Dr. Chris Jones, The Institute of Cancer Research, at the Royal Marsden Hospital in London.
“Bringing together these kind of researchers and families at this sort of meeting, this is really probably my favorite meeting that I go to: it's really inspiring to see all the other researchers and clinicians, hearing about what they're doing, look for obvious areas that we could work together, but also being in the same room as the families, and the foundations, hearing their stories.”
About the Value of Collaboration and DIPG Registry
It was just a fantastic initiative to pull together such a huge resource of clinical data and then eventually genomic data and samples and models derived from those samples worldwide.
“Linking together the international registry and the European registry really represents a unique resource to tap into to really understand this terrible disease better.

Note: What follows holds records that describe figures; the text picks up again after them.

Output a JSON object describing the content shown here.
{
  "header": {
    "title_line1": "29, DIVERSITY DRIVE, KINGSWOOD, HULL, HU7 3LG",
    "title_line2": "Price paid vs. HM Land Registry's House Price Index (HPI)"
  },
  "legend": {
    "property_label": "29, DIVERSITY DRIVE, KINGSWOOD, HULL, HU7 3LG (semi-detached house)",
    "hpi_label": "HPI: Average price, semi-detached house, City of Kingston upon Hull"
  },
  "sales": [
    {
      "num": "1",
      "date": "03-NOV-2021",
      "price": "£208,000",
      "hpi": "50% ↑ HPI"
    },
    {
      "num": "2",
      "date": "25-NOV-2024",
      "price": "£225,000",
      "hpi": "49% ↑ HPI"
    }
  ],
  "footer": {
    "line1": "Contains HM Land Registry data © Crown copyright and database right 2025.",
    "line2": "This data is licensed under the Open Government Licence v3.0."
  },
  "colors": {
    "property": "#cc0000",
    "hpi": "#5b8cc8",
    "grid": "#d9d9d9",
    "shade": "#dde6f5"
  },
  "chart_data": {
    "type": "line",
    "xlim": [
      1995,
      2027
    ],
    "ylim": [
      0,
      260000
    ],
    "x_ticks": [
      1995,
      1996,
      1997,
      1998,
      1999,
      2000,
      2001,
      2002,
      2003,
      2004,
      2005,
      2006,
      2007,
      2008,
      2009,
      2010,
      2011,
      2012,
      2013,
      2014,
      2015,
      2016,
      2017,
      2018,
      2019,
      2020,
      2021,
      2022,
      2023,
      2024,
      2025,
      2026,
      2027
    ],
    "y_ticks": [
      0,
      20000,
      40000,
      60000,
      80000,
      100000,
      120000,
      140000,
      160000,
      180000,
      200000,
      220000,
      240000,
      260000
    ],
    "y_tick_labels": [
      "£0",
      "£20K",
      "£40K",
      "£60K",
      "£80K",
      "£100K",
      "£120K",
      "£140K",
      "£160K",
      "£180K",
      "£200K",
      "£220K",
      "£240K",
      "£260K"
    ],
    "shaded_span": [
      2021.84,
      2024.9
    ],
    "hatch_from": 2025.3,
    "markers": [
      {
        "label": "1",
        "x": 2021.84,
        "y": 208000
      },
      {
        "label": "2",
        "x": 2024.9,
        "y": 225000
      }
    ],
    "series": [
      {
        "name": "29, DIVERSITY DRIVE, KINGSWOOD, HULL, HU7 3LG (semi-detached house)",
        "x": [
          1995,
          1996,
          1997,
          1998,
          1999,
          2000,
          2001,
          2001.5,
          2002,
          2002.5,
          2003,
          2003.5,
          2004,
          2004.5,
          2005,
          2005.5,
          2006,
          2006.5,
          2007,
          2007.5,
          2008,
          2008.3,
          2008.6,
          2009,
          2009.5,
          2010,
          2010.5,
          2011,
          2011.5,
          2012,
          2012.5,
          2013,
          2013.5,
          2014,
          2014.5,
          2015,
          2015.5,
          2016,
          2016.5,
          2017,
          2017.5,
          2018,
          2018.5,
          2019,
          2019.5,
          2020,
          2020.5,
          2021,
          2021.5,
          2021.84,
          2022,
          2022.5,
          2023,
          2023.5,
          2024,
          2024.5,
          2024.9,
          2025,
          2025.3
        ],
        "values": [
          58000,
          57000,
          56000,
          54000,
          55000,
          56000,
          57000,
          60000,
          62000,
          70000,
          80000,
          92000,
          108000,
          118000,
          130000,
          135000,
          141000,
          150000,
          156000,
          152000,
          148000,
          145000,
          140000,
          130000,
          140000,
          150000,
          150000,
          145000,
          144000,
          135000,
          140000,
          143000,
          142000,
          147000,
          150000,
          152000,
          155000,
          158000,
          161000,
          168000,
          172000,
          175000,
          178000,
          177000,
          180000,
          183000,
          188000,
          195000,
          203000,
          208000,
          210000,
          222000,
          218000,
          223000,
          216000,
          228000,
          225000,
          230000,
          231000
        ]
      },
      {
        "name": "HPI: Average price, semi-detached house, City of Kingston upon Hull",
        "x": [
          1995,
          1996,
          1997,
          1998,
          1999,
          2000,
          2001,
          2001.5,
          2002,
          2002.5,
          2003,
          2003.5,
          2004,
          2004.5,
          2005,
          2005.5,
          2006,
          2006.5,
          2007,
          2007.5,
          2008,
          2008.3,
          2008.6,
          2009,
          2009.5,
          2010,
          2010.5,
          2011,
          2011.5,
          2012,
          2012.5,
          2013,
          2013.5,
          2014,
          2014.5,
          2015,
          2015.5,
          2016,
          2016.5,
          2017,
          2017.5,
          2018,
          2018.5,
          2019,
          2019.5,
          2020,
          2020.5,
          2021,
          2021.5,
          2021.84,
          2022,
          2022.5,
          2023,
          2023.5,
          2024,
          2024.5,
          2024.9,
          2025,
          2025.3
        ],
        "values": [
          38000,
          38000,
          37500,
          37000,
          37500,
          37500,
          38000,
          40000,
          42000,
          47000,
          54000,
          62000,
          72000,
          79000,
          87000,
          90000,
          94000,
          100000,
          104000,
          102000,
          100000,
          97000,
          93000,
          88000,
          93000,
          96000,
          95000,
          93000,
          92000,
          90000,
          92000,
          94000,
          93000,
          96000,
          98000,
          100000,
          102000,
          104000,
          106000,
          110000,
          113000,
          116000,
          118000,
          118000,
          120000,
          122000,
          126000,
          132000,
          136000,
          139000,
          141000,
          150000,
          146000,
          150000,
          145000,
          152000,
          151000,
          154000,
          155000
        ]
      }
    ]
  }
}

We do a lot of different things in my lab through the cell-based assays and the mouse modeling as well. A lot of what we do is the genomics and that involves pulling together data from around the world -- from generating our own data in-house with the samples that are sent to us. Now we work alongside clinical trial cohorts as well so we try to do rapid turnaround of those genomic profiles.
A lot of what we've done has been to pull this together from around the world so that relies on the good grace of researchers worldwide to share their data to make it publicly available. And then we have really talented bioinformaticians who try to put this together from different sources, different platforms so they can really get the fullest possible picture of DIPG.”